The Thai Elephant
The noble elephant (‘chang’ in Thai) has a background as mighty as its size. An important part of Thailand (formerly Siam), this magnificent mammal is synonymous with its native country. Since ancient times, the kings of Siam, astride their mighty elephants, led the charge into battle against neighbouring kingdoms like Burma and Malay. The more elephants the king owned, the more his status and royal power.
The pinkish skinned elephant is known as the white elephant. These light skinned pachyderms, considered sacred, added more prestige and power to the king’s royal entourage.
‘White Elephant’ expression
In English, this term means a spectacular and prestigious thing: more trouble to own than it’s worth. The origin is from the historic practice of the King of Siam. He gave rare albino (pinkish skinned) elephants to courtiers who displeased him. Cost of the animals’ upkeep eventually ruined them.
‘The elephant in the room’
Because of its enormous size, this large animal is used in the idiom ‘the elephant in the room’. Everyone in the room is aware of a common problem, but everyone chooses to ignore it.
Chang Thai Day
On March 13th each year since 1998, the Thais honour their magnificent beast of burden. The March 13th day coincides with the designation of the white elephant as the national animal of Thailand on March 13, 1963. While wintering in Thailand, we attended a special breakfast on this day to honour elephants.
Current elephant numbers
Elephant numbers here have shamefully dwindled over the years. In 1900, Thailand proudly boasted an estimated 100,000 elephants. Today, that number is sadly reduced to about 3000 living freely (wild in protective national parks) or in captivity.
The country’s logging and tourism industries use elephants. Local wildlife organizations attempt to rescue these captives.

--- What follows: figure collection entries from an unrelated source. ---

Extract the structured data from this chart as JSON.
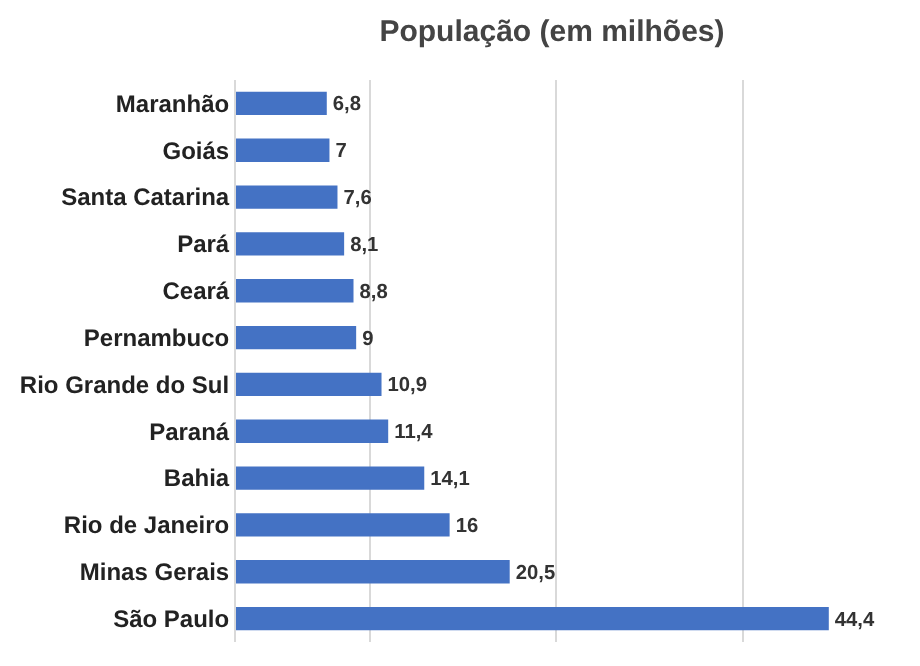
{
  "chart_data": {
    "type": "bar",
    "orientation": "horizontal",
    "title": "População (em milhões)",
    "categories": [
      "Maranhão",
      "Goiás",
      "Santa Catarina",
      "Pará",
      "Ceará",
      "Pernambuco",
      "Rio Grande do Sul",
      "Paraná",
      "Bahia",
      "Rio de Janeiro",
      "Minas Gerais",
      "São Paulo"
    ],
    "values": [
      6.8,
      7,
      7.6,
      8.1,
      8.8,
      9,
      10.9,
      11.4,
      14.1,
      16,
      20.5,
      44.4
    ],
    "value_labels": [
      "6,8",
      "7",
      "7,6",
      "8,1",
      "8,8",
      "9",
      "10,9",
      "11,4",
      "14,1",
      "16",
      "20,5",
      "44,4"
    ],
    "color": "#4472c4",
    "xticks": [
      {
        "value": 0,
        "label": null
      },
      {
        "value": 10,
        "label": null
      },
      {
        "value": 24,
        "label": null
      },
      {
        "value": 38,
        "label": null
      }
    ],
    "grid": "x",
    "tick_labels": "y"
  }
}
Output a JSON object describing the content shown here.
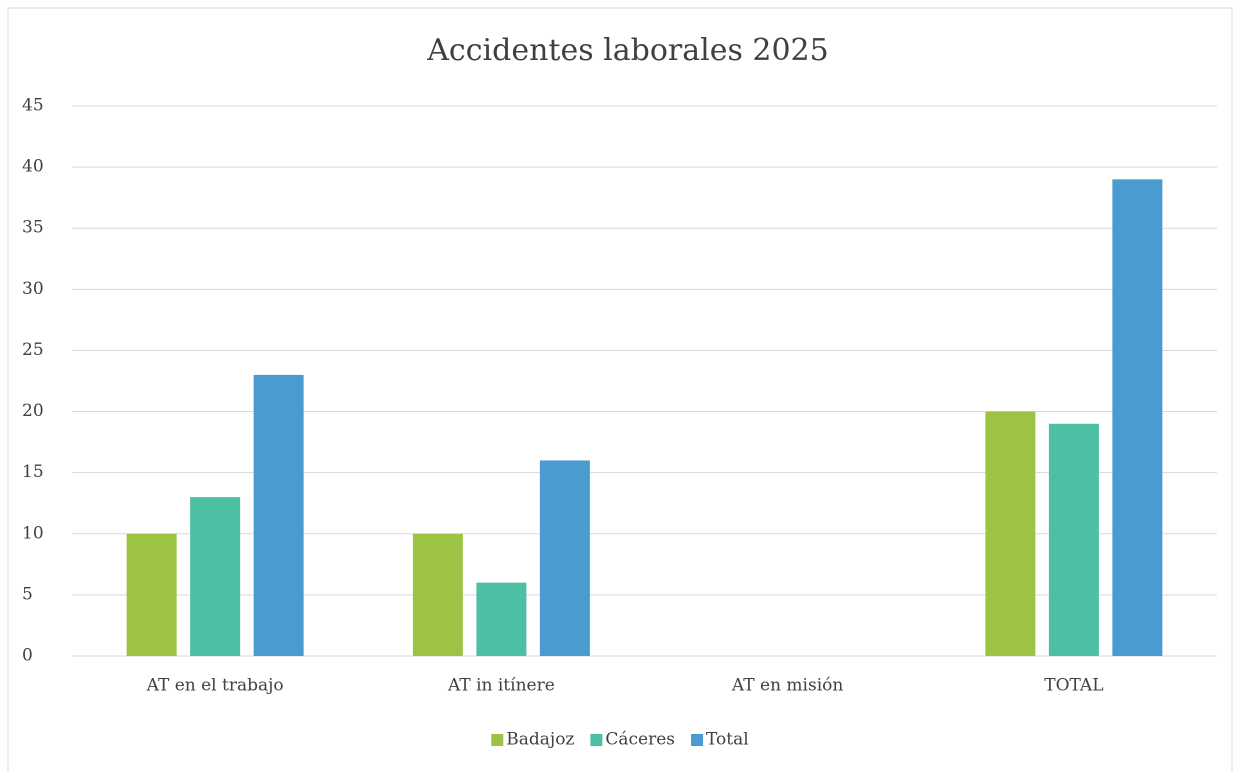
{
  "chart_data": {
    "type": "bar",
    "title": "Accidentes laborales 2025",
    "categories": [
      "AT en el trabajo",
      "AT in itínere",
      "AT en misión",
      "TOTAL"
    ],
    "series": [
      {
        "name": "Badajoz",
        "color": "#9dc344",
        "values": [
          10,
          10,
          0,
          20
        ]
      },
      {
        "name": "Cáceres",
        "color": "#4dbfa4",
        "values": [
          13,
          6,
          0,
          19
        ]
      },
      {
        "name": "Total",
        "color": "#4a9bcf",
        "values": [
          23,
          16,
          0,
          39
        ]
      }
    ],
    "ylim": [
      0,
      45
    ],
    "yticks": [
      0,
      5,
      10,
      15,
      20,
      25,
      30,
      35,
      40,
      45
    ],
    "grid": true,
    "legend": "bottom"
  }
}
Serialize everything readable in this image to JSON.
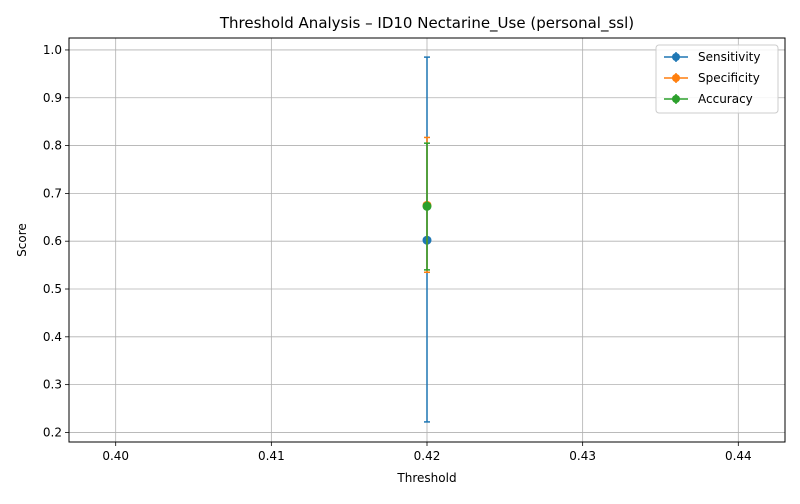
{
  "chart_data": {
    "type": "scatter",
    "title": "Threshold Analysis – ID10 Nectarine_Use (personal_ssl)",
    "xlabel": "Threshold",
    "ylabel": "Score",
    "xlim": [
      0.397,
      0.443
    ],
    "ylim": [
      0.18,
      1.025
    ],
    "xticks": [
      "0.40",
      "0.41",
      "0.42",
      "0.43",
      "0.44"
    ],
    "yticks": [
      "0.2",
      "0.3",
      "0.4",
      "0.5",
      "0.6",
      "0.7",
      "0.8",
      "0.9",
      "1.0"
    ],
    "grid": true,
    "legend_position": "top-right",
    "series": [
      {
        "name": "Sensitivity",
        "color": "#1f77b4",
        "x": [
          0.42
        ],
        "y": [
          0.602
        ],
        "err_low": [
          0.222
        ],
        "err_high": [
          0.985
        ]
      },
      {
        "name": "Specificity",
        "color": "#ff7f0e",
        "x": [
          0.42
        ],
        "y": [
          0.675
        ],
        "err_low": [
          0.535
        ],
        "err_high": [
          0.817
        ]
      },
      {
        "name": "Accuracy",
        "color": "#2ca02c",
        "x": [
          0.42
        ],
        "y": [
          0.673
        ],
        "err_low": [
          0.54
        ],
        "err_high": [
          0.805
        ]
      }
    ]
  }
}
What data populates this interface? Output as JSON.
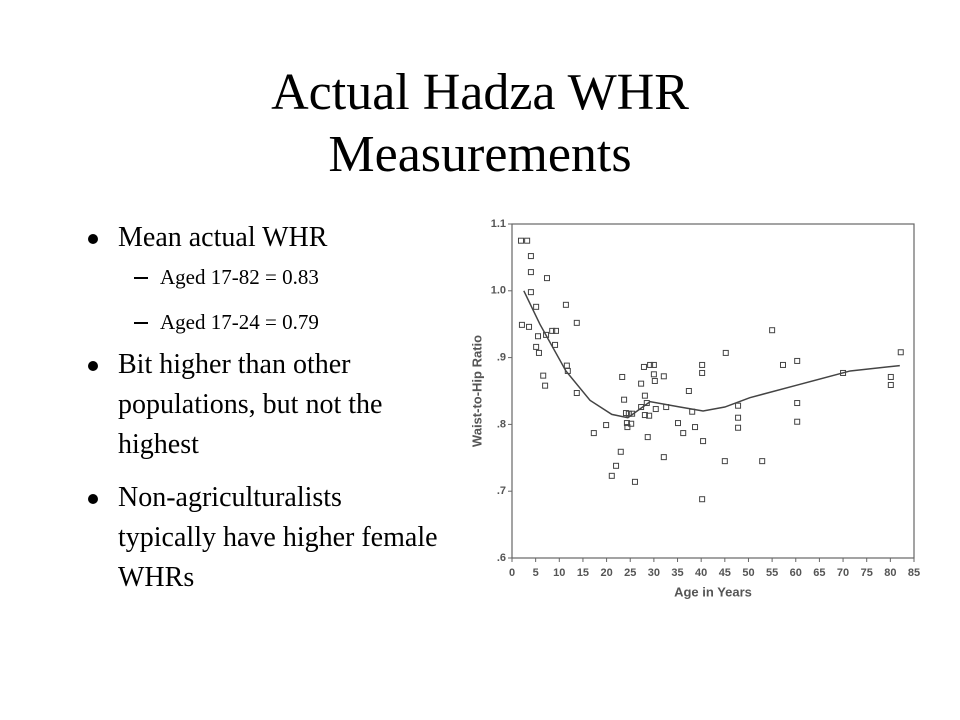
{
  "slide": {
    "title": "Actual Hadza WHR Measurements",
    "bullets": [
      {
        "text": "Mean actual WHR",
        "sub": [
          "Aged 17-82 = 0.83",
          "Aged 17-24 = 0.79"
        ]
      },
      {
        "text": "Bit higher than other populations, but not the highest"
      },
      {
        "text": "Non-agriculturalists typically have higher female WHRs"
      }
    ]
  },
  "chart_data": {
    "type": "scatter",
    "x_label": "Age in Years",
    "y_label": "Waist-to-Hip Ratio",
    "xlim": [
      0,
      85
    ],
    "xticks": [
      0,
      5,
      10,
      15,
      20,
      25,
      30,
      35,
      40,
      45,
      50,
      55,
      60,
      65,
      70,
      75,
      80,
      85
    ],
    "ylim": [
      0.6,
      1.1
    ],
    "yticks": [
      {
        "value": 0.6,
        "label": ".6"
      },
      {
        "value": 0.7,
        "label": ".7"
      },
      {
        "value": 0.8,
        "label": ".8"
      },
      {
        "value": 0.9,
        "label": ".9"
      },
      {
        "value": 1.0,
        "label": "1.0"
      },
      1.1
    ],
    "series": [
      {
        "style": "square",
        "color": "#444444",
        "x": [
          1.9,
          3.2,
          4.0,
          4.0,
          4.0,
          5.1,
          2.1,
          3.6,
          5.5,
          5.7,
          5.1,
          7.4,
          7.2,
          8.5,
          9.1,
          9.3,
          6.6,
          7.0,
          11.4,
          11.6,
          11.8,
          13.7,
          13.7,
          17.3,
          19.9,
          21.1,
          22.0,
          23.0,
          23.3,
          23.7,
          24.1,
          24.3,
          24.4,
          24.7,
          25.2,
          25.4,
          26.0,
          27.3,
          27.3,
          27.9,
          28.1,
          28.1,
          28.5,
          28.7,
          29.0,
          29.2,
          30.0,
          30.0,
          30.2,
          30.4,
          32.1,
          32.1,
          32.6,
          35.1,
          36.2,
          37.4,
          38.1,
          38.7,
          40.2,
          40.2,
          40.4,
          40.2,
          45.0,
          45.2,
          47.8,
          47.8,
          47.8,
          52.9,
          55.0,
          57.3,
          60.3,
          60.3,
          60.3,
          70.0,
          80.1,
          80.1,
          82.2
        ],
        "values": [
          1.075,
          1.075,
          1.052,
          1.028,
          0.998,
          0.976,
          0.949,
          0.946,
          0.932,
          0.907,
          0.916,
          1.019,
          0.934,
          0.94,
          0.919,
          0.94,
          0.873,
          0.858,
          0.979,
          0.888,
          0.88,
          0.952,
          0.847,
          0.787,
          0.799,
          0.723,
          0.738,
          0.759,
          0.871,
          0.837,
          0.817,
          0.802,
          0.796,
          0.816,
          0.801,
          0.816,
          0.714,
          0.861,
          0.826,
          0.886,
          0.843,
          0.814,
          0.832,
          0.781,
          0.813,
          0.889,
          0.889,
          0.875,
          0.865,
          0.823,
          0.872,
          0.751,
          0.826,
          0.802,
          0.787,
          0.85,
          0.819,
          0.796,
          0.877,
          0.889,
          0.775,
          0.688,
          0.745,
          0.907,
          0.828,
          0.81,
          0.795,
          0.745,
          0.941,
          0.889,
          0.895,
          0.832,
          0.804,
          0.877,
          0.871,
          0.859,
          0.908
        ]
      },
      {
        "style": "line",
        "color": "#444444",
        "x": [
          2.5,
          5.9,
          11.4,
          16.5,
          21.1,
          24.5,
          29.2,
          35.5,
          40.4,
          45.0,
          50.3,
          60.9,
          71.5,
          82.0
        ],
        "values": [
          1.0,
          0.95,
          0.88,
          0.836,
          0.815,
          0.81,
          0.834,
          0.826,
          0.82,
          0.826,
          0.84,
          0.86,
          0.88,
          0.888
        ]
      }
    ]
  }
}
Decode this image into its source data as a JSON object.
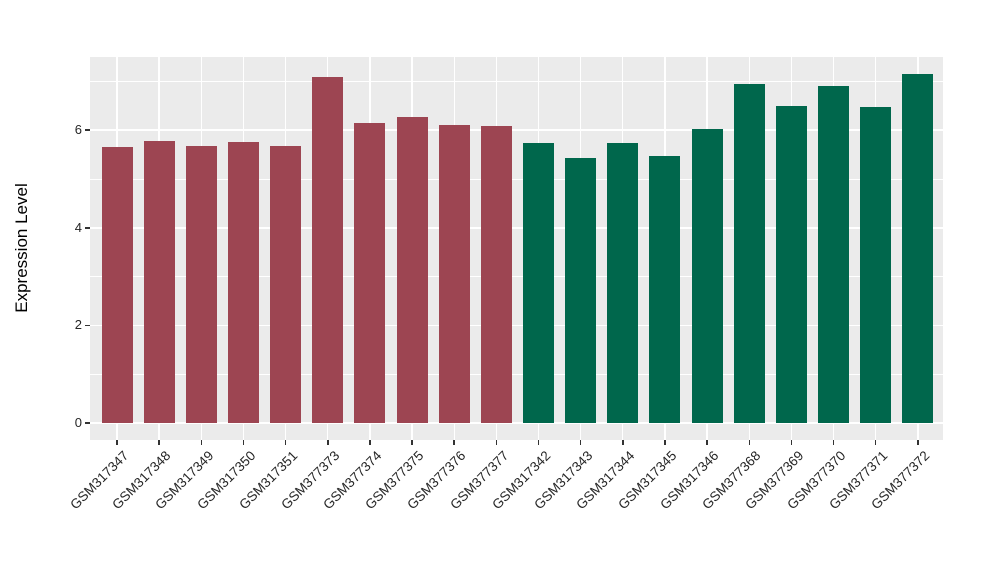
{
  "chart_data": {
    "type": "bar",
    "ylabel": "Expression Level",
    "xlabel": "",
    "ylim": [
      0,
      7.5
    ],
    "yticks": [
      0,
      2,
      4,
      6
    ],
    "yticks_minor": [
      1,
      3,
      5,
      7
    ],
    "grid": "on",
    "legend": "none",
    "panel_background": "#ebebeb",
    "grid_color": "#ffffff",
    "axis_text_color": "#262626",
    "tick_color": "#333333",
    "group_colors": {
      "group1": "#9d4552",
      "group2": "#00674c"
    },
    "categories": [
      "GSM317347",
      "GSM317348",
      "GSM317349",
      "GSM317350",
      "GSM317351",
      "GSM377373",
      "GSM377374",
      "GSM377375",
      "GSM377376",
      "GSM377377",
      "GSM317342",
      "GSM317343",
      "GSM317344",
      "GSM317345",
      "GSM317346",
      "GSM377368",
      "GSM377369",
      "GSM377370",
      "GSM377371",
      "GSM377372"
    ],
    "bars": [
      {
        "label": "GSM317347",
        "value": 5.66,
        "group": "group1"
      },
      {
        "label": "GSM317348",
        "value": 5.77,
        "group": "group1"
      },
      {
        "label": "GSM317349",
        "value": 5.68,
        "group": "group1"
      },
      {
        "label": "GSM317350",
        "value": 5.76,
        "group": "group1"
      },
      {
        "label": "GSM317351",
        "value": 5.68,
        "group": "group1"
      },
      {
        "label": "GSM377373",
        "value": 7.08,
        "group": "group1"
      },
      {
        "label": "GSM377374",
        "value": 6.15,
        "group": "group1"
      },
      {
        "label": "GSM377375",
        "value": 6.28,
        "group": "group1"
      },
      {
        "label": "GSM377376",
        "value": 6.1,
        "group": "group1"
      },
      {
        "label": "GSM377377",
        "value": 6.09,
        "group": "group1"
      },
      {
        "label": "GSM317342",
        "value": 5.74,
        "group": "group2"
      },
      {
        "label": "GSM317343",
        "value": 5.43,
        "group": "group2"
      },
      {
        "label": "GSM317344",
        "value": 5.73,
        "group": "group2"
      },
      {
        "label": "GSM317345",
        "value": 5.47,
        "group": "group2"
      },
      {
        "label": "GSM317346",
        "value": 6.03,
        "group": "group2"
      },
      {
        "label": "GSM377368",
        "value": 6.94,
        "group": "group2"
      },
      {
        "label": "GSM377369",
        "value": 6.49,
        "group": "group2"
      },
      {
        "label": "GSM377370",
        "value": 6.9,
        "group": "group2"
      },
      {
        "label": "GSM377371",
        "value": 6.47,
        "group": "group2"
      },
      {
        "label": "GSM377372",
        "value": 7.16,
        "group": "group2"
      }
    ]
  }
}
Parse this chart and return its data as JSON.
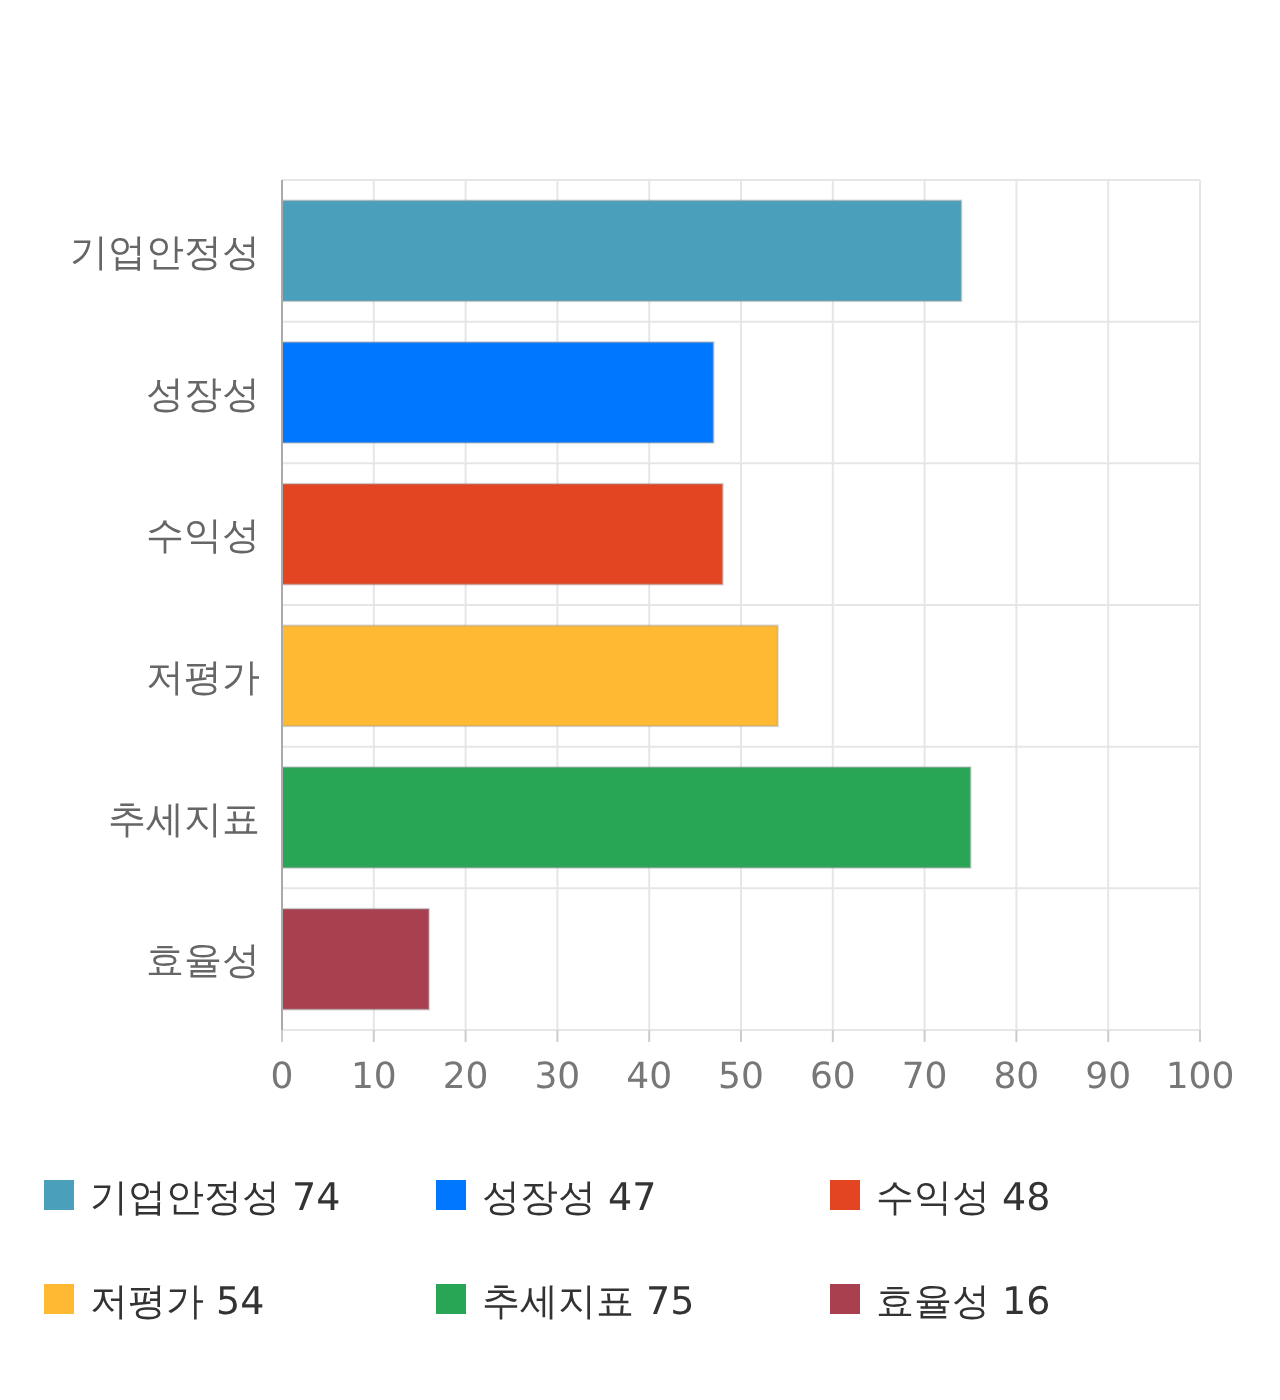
{
  "chart_data": {
    "type": "bar",
    "orientation": "horizontal",
    "stacked": true,
    "categories": [
      "기업안정성",
      "성장성",
      "수익성",
      "저평가",
      "추세지표",
      "효율성"
    ],
    "series": [
      {
        "name": "기업안정성 74",
        "color": "#4aa0ba",
        "values": [
          74,
          null,
          null,
          null,
          null,
          null
        ]
      },
      {
        "name": "성장성 47",
        "color": "#0077ff",
        "values": [
          null,
          47,
          null,
          null,
          null,
          null
        ]
      },
      {
        "name": "수익성 48",
        "color": "#e34522",
        "values": [
          null,
          null,
          48,
          null,
          null,
          null
        ]
      },
      {
        "name": "저평가 54",
        "color": "#ffb933",
        "values": [
          null,
          null,
          null,
          54,
          null,
          null
        ]
      },
      {
        "name": "추세지표 75",
        "color": "#28a655",
        "values": [
          null,
          null,
          null,
          null,
          75,
          null
        ]
      },
      {
        "name": "효율성 16",
        "color": "#a8404f",
        "values": [
          null,
          null,
          null,
          null,
          null,
          16
        ]
      }
    ],
    "xlim": [
      0,
      100
    ],
    "xticks": [
      0,
      10,
      20,
      30,
      40,
      50,
      60,
      70,
      80,
      90,
      100
    ],
    "grid": true,
    "legend": "bottom"
  }
}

Atop a long banquet table supported by waist-high sugar cane stalks was displayed an edible feast fit for nobles. The table was groaning with fresh fruits and vegetables: corn, carrots, watermelon, bananas, pineapple, mango, guava, papaya…and more. Peek at our photos.
Corn on the Cob
Fascinated, we watched an elephant carefully wind its trunk around a corn husk. Its trunk delicately inserted the husk into his mouth. While in his mouth, the elephant carefully, cleanly, stripped the outer corn leaves, and dropped them to the ground. He then munched and crunched, enjoying the cleaned cob. Immediately, he reached for another ear of corn.
Final Elephant Fable
There are elephant jokes aplenty. This one is a fitting Thai anecdote: marriage is like an elephant – the husband is the front legs, that choose the direction, the wife is the back legs, providing the power.